Shelby looks at him, more confused than ever. “You know Ben Mink?”
“I’m Jimmy,” the tattoo artist explains. “From fourth grade? Out in Huntington? James Howard.”
This is worse than she could have imagined. He’s someone she knows, or at least she did, once upon a time. In their fourth-grade class photo session he leapt up and down so much the photographer finally tied him to a chair with a jump rope. “You’re the one who shot Ben with rubber bands when he cried over Bambi.”
“I didn’t hurt him.” James squints at her. “Did I?”
“You did. I think he has a scar. He’s probably still embarrassed over that incident.”

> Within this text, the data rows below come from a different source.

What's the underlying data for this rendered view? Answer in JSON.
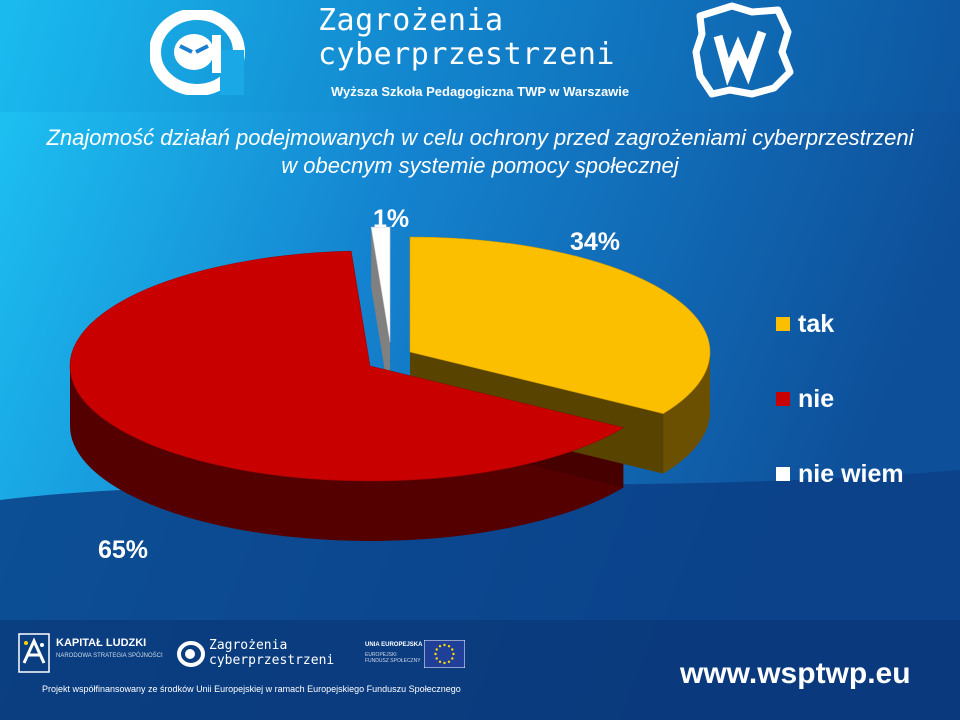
{
  "header": {
    "title_line1": "Zagrożenia",
    "title_line2": "cyberprzestrzeni",
    "subtitle": "Wyższa Szkoła Pedagogiczna TWP w Warszawie"
  },
  "chart_data": {
    "type": "pie",
    "title": "Znajomość działań podejmowanych w celu ochrony przed zagrożeniami cyberprzestrzeni w obecnym systemie pomocy społecznej",
    "categories": [
      "tak",
      "nie",
      "nie wiem"
    ],
    "values": [
      34,
      65,
      1
    ],
    "labels": [
      "34%",
      "65%",
      "1%"
    ],
    "colors": [
      "#fcbf00",
      "#c80000",
      "#ffffff"
    ],
    "legend_position": "right",
    "style": "3d-exploded"
  },
  "footer": {
    "kapital_title": "KAPITAŁ LUDZKI",
    "kapital_sub": "NARODOWA STRATEGIA SPÓJNOŚCI",
    "logo_line1": "Zagrożenia",
    "logo_line2": "cyberprzestrzeni",
    "eu_title": "UNIA EUROPEJSKA",
    "eu_sub1": "EUROPEJSKI",
    "eu_sub2": "FUNDUSZ SPOŁECZNY",
    "funding": "Projekt współfinansowany ze środków Unii Europejskiej w ramach Europejskiego Funduszu Społecznego",
    "website": "www.wsptwp.eu"
  },
  "icons": [
    "at-sign-icon",
    "twp-poland-map-icon",
    "kapital-ludzki-icon",
    "eu-flag-icon"
  ]
}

“Should I call him and make amends? I did that in AA, but I had so many other people on my list I didn’t even think of Ben.” James gives her a sidelong glance. “Are you two still together?”
“He’s getting married today. You really don’t have to worry about Ben. He’s fine without amends. How did you know we were together in the first place?”
“Who do you think he bought his drugs from back home? He never mentioned the Bambi incident, so I thought he was over it. But he was always whining about you when he picked up his weed.”
“Really?” Shelby is flattered.
“He was madly in love with you.”
“Well, not anymore. Now he’s marrying a beautiful Cuban wo­man.”
“I doubt that he loves her,” James says.
“He happens to love her a thousand times more than he ever loved me.” Shelby’s heart is racing. She doesn’t want to talk about love with James Howard. “Can we get on with it?” she says briskly even though her heart is fluttering. Perhaps she has arrhythmia, a syndrome she’s been reading about in a veterinary text that affects elderly dogs.
James brings out a book of lettering so Shelby can choose the style she prefers. “This isn’t invisible ink,” he warns. “What you write on your skin is there forever.”
Shelby notices the word Trust written across one of his wrists when he gives her the book. She loves the thin, Gothic lines. It’s just the sort of print she wants. Without thinking, she reaches for James’s other arm to see what’s written there as well. He pulls back; it’s a gut reaction, but a strong one. Shelby nearly topples off the table, until James puts an arm out to stop her fall. They’re both breathing too hard. Now she can see the ink. Someone is written across his other wrist. It’s the most recent postcard message she received. She looks at him and he looks back at her and she can feel something between them, but she’s not sure what it is. “You’ve been writing to me? Why would you do that? We hardly knew each other.”
“I was there that night. I was high and drunk,” he tells her, “and the road was a mess. I probably would have crashed if I kept driving, but you spun out coming the other direction. I stopped because your car was blocking the road. I was the one who pulled you out of the car.”
Shelby is half-naked and freezing. What she remembers most about that night is how cold it was. But she remembers there was someone who told her not to close her eyes. He told her not to fall asleep. He said Stay here and she did.
“What about Helene?” Shelby asks.
James shakes his head. “She was crushed. I couldn’t get her out. But you were breathing. What they say about saving a life is true,” he adds. “You’re responsible for that person forever. That’s why I wrote to you. Even though you didn’t really know me.”
“My mom saw you leave the cards. She thought you were an angel.”
“I’m not.” James laughs. “Far from it.”
It’s a good thing James gets up to put the book of lettering away. Shelby’s not sure what she might have done if the spell hadn’t been broken. She wants to stop her attraction to him before she does something she’ll regret.
“I had a brother who died when I was ten,” he tells her when he comes back. “Meningitis. The doctor said it was just a cold and he would be fine but he wasn’t. He died in the middle of the night, in the room we shared. I was there with him, in the next bed. We’d both gone swimming. We’d snuck away and biked all the way to Northport. Then he died and I didn’t. I shouldn’t have been saved. So I knew what you were going to feel. That’s why I stayed with you until the cops came. As it turned out, I happened to have some drugs in my possession, so I didn’t get to visit you in the hospital. The best I could do were the postcards.”